Pfaffenhofen
Gelber Sack vor dem Aus

Möglicherweise verzichtet der Kreistag sogar auf eine Bürgerbeteiligung

01.10.2020 | Stand 23.09.2023, 14:29 Uhr
Sack oder Tonne? Die Frage nach der Entsorgung von Verpackungsmüll beschäftigt den Landkreis seit Jahren. Auch unser Karikaturist Hermann Singer hat sich Gedanken gemacht. −Foto: Hermann Singer, Singer, Hermann, Pfaffenhofen

Pfaffenhofen - Gelber Sack oder Gelbe Tonne?

 

Der Pfaffenhofener Kreistag wird in seiner nächsten Sitzung über diese Frage abstimmen. Die Bürger sollen nur dann nochmals befragt werden, wenn der Vorschlag, auf das Holsystem mit der Tonne umzustellen, keine Mehrheit findet.

Im Werkausschuss Abfallwirtschaft sprachen sich mehrere Vertreter der bunten Koalition von Landrat Albert Gürtner (FW) dafür aus, die Tonne ohne eine nochmalige Beteiligung der Landkreisbürger ab dem 1. Januar 2022 einzuführen. Nicht, um den Bürgern eins auszuwischen, sondern weil der Landkreis bei den Recyclingquoten so weit ins Hintertreffen geraten ist, dass das Duale System als Vertragspartner zunehmend Druck aufbaut. "Die sagen klipp und klar: Unser System ist aus ökologischer und ökonomischer Sicht rückständig. Wir helfen dem Dualen System nicht, die Quoten zu erfüllen", erklärte Elke Müller, die Leiterin des Abfallwirtschaftsbetriebs des Landkreises.
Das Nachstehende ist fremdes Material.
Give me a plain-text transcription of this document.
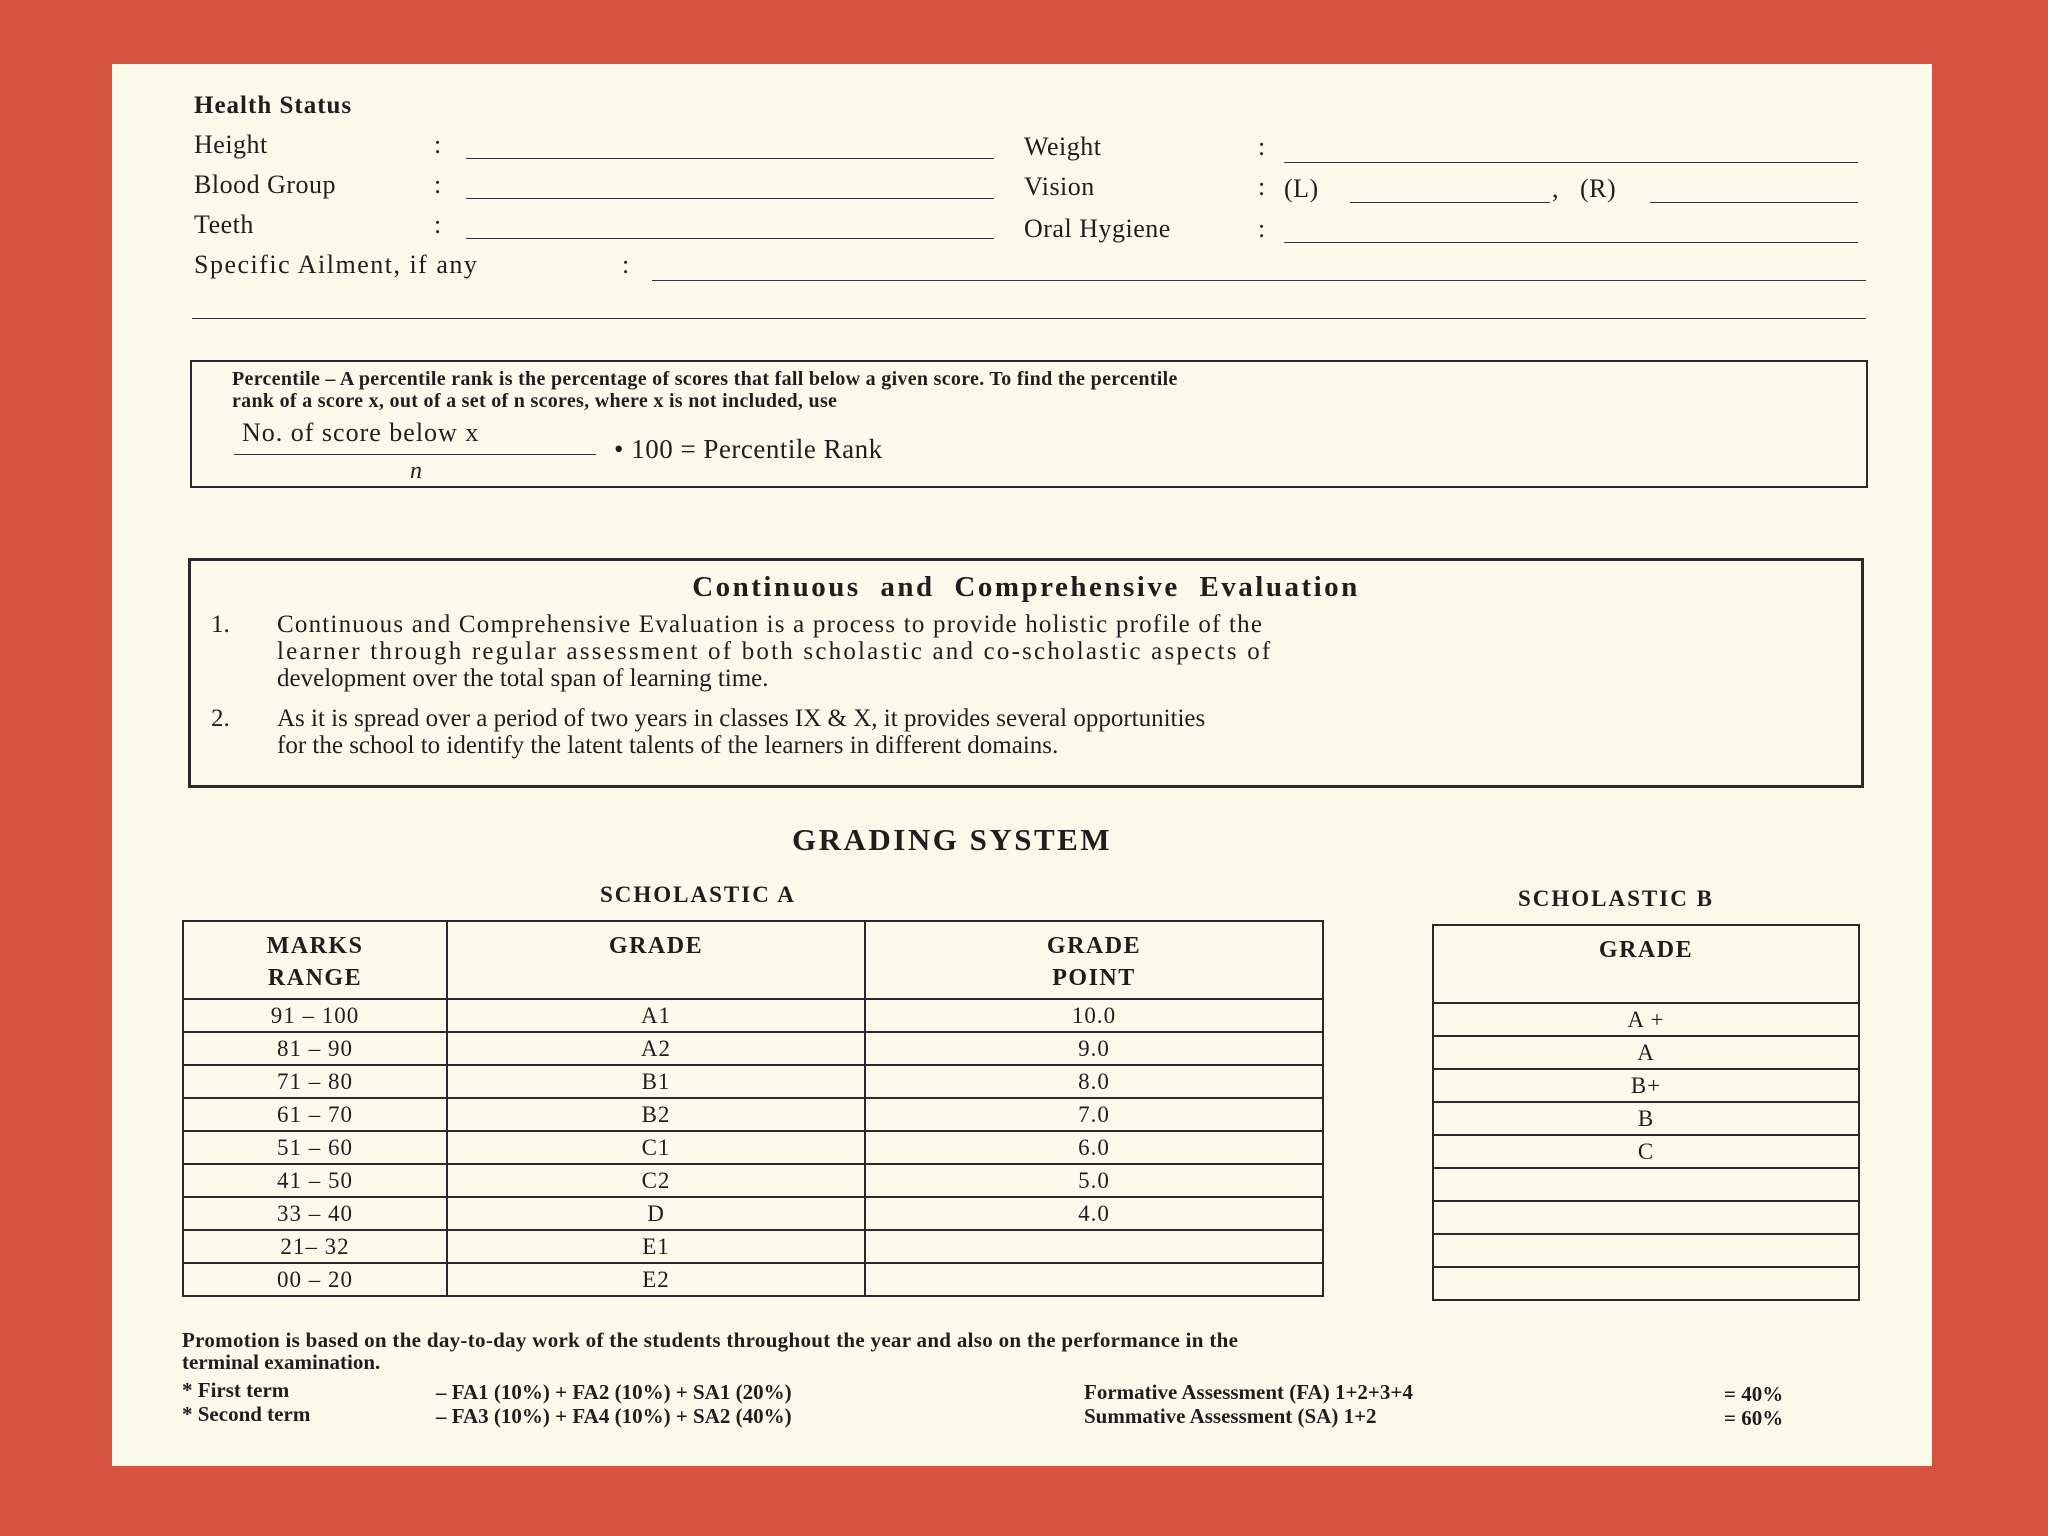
Health Status
Height	:	Weight	:
Blood Group	:	Vision	: (L)	, (R)
Teeth	:	Oral Hygiene	:
Specific Ailment, if any	:
Percentile – A percentile rank is the percentage of scores that fall below a given score. To find the percentile
rank of a score x, out of a set of n scores, where x is not included, use
No. of score below x
n
• 100 = Percentile Rank
Continuous and Comprehensive Evaluation
1. Continuous and Comprehensive Evaluation is a process to provide holistic profile of the
learner through regular assessment of both scholastic and co-scholastic aspects of
development over the total span of learning time.
2. As it is spread over a period of two years in classes IX & X, it provides several opportunities
for the school to identify the latent talents of the learners in different domains.
GRADING SYSTEM
SCHOLASTIC A	SCHOLASTIC B
MARKS
RANGE	GRADE	GRADE
POINT
91 – 100	A1	10.0
81 – 90	A2	9.0
71 – 80	B1	8.0
61 – 70	B2	7.0
51 – 60	C1	6.0
41 – 50	C2	5.0
33 – 40	D	4.0
21– 32	E1	
00 – 20	E2	
GRADE
A +
A
B+
B
C

Promotion is based on the day-to-day work of the students throughout the year and also on the performance in the
terminal examination.
* First term	– FA1 (10%) + FA2 (10%) + SA1 (20%)	Formative Assessment (FA) 1+2+3+4	= 40%
* Second term	– FA3 (10%) + FA4 (10%) + SA2 (40%)	Summative Assessment (SA) 1+2	= 60%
Das Bringsystem scheint den Anforderungen nicht gerecht zu werden. Die Recyclingquote im Landkreis Pfaffenhofen lag 2018 bei 42 Prozent, laut Verpackungsgesetz sind seit 2019 58,5 Prozent vorgeschrieben, ab 2022 steigt die Quote dann sogar auf 63 Prozent. Das sei nur realisierbar, wenn alle Verpackungen korrekt gesammelt und den dualen Systemen zugeführt werden.

Müller unterfütterte ihren Vortrag mit weiteren Zahlen: Im Landkreis lag die Menge an Verpackungsmüll, der 2019 im Gelben Sack landete, gerade mal bei gut 17 Kilogramm pro Einwohner und Jahr - im Deutschschlandschnitt stand der Wert 2018 bei 30 Kilogramm.
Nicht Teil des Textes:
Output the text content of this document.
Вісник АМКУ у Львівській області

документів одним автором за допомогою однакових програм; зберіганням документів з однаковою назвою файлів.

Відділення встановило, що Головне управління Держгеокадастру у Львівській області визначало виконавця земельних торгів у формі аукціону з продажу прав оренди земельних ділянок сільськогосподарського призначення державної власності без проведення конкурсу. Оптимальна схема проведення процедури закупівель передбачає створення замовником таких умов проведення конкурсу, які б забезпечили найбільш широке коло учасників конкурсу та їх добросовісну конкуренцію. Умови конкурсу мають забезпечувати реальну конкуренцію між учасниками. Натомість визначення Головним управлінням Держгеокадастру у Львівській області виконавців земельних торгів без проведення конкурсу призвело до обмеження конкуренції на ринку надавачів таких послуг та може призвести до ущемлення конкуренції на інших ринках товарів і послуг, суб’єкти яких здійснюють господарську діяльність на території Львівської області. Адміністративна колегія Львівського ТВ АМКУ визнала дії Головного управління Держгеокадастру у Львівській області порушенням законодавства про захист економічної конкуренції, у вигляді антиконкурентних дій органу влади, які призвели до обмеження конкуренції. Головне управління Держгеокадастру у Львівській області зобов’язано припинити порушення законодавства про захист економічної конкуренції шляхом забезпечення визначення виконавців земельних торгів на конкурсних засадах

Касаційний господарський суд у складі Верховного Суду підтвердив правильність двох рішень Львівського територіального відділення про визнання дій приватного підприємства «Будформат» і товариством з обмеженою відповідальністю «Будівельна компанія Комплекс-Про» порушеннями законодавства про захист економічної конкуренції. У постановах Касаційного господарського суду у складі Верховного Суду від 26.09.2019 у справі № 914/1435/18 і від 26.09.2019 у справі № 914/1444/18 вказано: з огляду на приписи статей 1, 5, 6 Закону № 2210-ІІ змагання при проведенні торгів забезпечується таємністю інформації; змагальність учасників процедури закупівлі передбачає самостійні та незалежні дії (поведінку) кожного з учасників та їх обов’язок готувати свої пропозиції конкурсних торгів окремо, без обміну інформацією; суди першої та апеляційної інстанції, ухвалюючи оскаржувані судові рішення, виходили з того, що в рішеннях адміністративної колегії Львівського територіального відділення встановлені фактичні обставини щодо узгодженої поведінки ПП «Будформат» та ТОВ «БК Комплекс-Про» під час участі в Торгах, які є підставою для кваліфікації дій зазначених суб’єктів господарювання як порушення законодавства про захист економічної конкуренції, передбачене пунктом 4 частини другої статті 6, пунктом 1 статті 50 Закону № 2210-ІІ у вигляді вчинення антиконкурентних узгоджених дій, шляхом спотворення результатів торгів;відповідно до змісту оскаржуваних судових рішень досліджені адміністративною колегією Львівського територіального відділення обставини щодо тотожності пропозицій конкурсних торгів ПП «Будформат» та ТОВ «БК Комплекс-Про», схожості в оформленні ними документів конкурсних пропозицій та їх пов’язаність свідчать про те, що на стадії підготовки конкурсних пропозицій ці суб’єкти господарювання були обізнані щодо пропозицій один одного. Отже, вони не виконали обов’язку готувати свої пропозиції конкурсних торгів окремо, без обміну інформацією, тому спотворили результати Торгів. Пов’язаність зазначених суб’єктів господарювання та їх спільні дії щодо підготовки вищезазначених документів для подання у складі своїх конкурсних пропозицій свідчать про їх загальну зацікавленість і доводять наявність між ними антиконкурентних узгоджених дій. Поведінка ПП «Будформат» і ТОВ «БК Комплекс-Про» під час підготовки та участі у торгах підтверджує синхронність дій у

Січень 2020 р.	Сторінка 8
Noch augenfälliger ist der Blick auf Kommunen, die in den vergangenen Jahren vom Bring- auf das Holsystem umgestellt haben. Bad Tölz-Wolfratshausen steigerte die Sammelmenge so von 2017 auf 2018 von 12 auf fast 25 Kilogramm, Aichach-Friedberg von knapp 13 im Jahr 2018 auf fast 26 Kilogramm ein Jahr später. Und die Statistik zeigt auch, wo dieser Rest der Wertstoffe in den Bringsystemen landet: in der Restmülltonne. In Aichach verzeichnet die Statistik eine Abnahme des Gewichts um 20 Prozent. Das sind pro Nase und Jahr immerhin fast 30 Kilogramm weniger Restmüll. Durch Einsparungen in dieser Größenordnung könnte sich der Landkreis allein Müllverbrennungskosten von etwa 170000 Euro im Jahr sparen. Eine Befragung der Anlieferer an den Wertstoffhöfen Gerolsbach, Rohrbach, Wolnzach und Pfaffenhofen ergab zudem, dass etwa 20 Prozent nur zu den Containerplätzen fahren, um ihre Gelben Säcke loszuwerden. Die Transportkosten übersteigen die für eine nötige Gebührenerhöhung deutlich.
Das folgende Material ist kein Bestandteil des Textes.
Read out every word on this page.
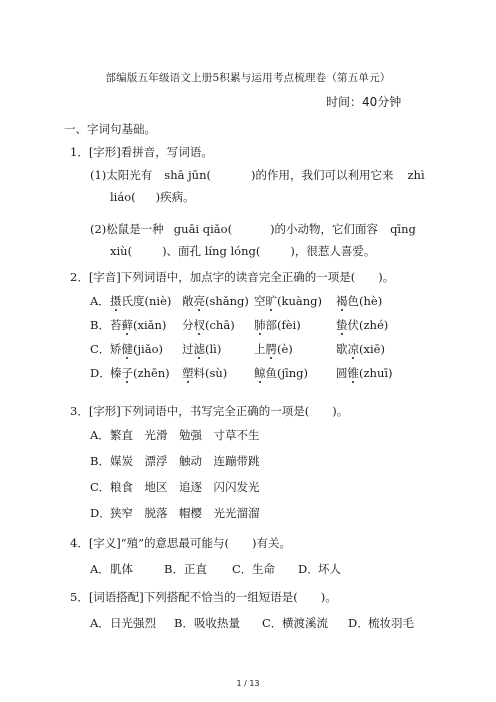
部编版五年级语文上册5积累与运用考点梳理卷（第五单元）
时间：40分钟
一、字词句基础。
1．[字形]看拼音，写词语。
(1)太阳光有 shā jūn(	)的作用，我们可以利用它来 zhì
liáo( )疾病。
(2)松鼠是一种 guāi qiǎo(	)的小动物，它们面容 qīng
xiù(	)、面孔 líng lóng(	)，很惹人喜爱。
2．[字音]下列词语中，加点字的读音完全正确的一项是(　　)。
A．摄氏度(niè) 敞亮(shǎng) 空旷(kuàng) 褐色(hè)
B．苔藓(xiǎn) 分杈(chā) 肺部(fèi)	蛰伏(zhé)
C．矫健(jiǎo) 过滤(lì)	上腭(è)	歇凉(xiē)
D．榛子(zhēn) 塑料(sù) 鲸鱼(jīng) 圆锥(zhuī)
3．[字形]下列词语中，书写完全正确的一项是(　　)。
A．繁直　光滑　勉强　寸草不生
B．媒炭　漂浮　触动　连蹦带跳
C．粮食　地区　追逐　闪闪发光
D．狭窄　脱落　帽樱　光光溜溜
4．[字义]“殖”的意思最可能与(　　)有关。
A．肌体	B．正直 C．生命 D．坏人
5．[词语搭配]下列搭配不恰当的一组短语是(　　)。
A．日光强烈 B．吸收热量 C．横渡溪流 D．梳妆羽毛
1 / 13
Laut Pfaffenhofens Bürgermeister Thomas Herker (SPD) ergeben die Zahlen ein relativ deutliches Bild. "Bleibt als zentrales Argument: Wir haben keinen Platz. Aber ich habe die steile These, dass wir genug Platz haben für Gelbe Tonnen. Wir könnten die Courage beweisen uns die Umfrage zu sparen. Ich verstehe nicht, warum die Gelbe Tonne ein so erhöhtes politisches Symbol ist. " Bürgerbefragungen seien eher bei großen Investitionen sinnvoll. "Wir haben den Auftrag, komplexe Themen abzubilden und zu entscheiden. " Dafür seien die Kreisräte gewählt, fügte Andreas Herschmann (SPD) an.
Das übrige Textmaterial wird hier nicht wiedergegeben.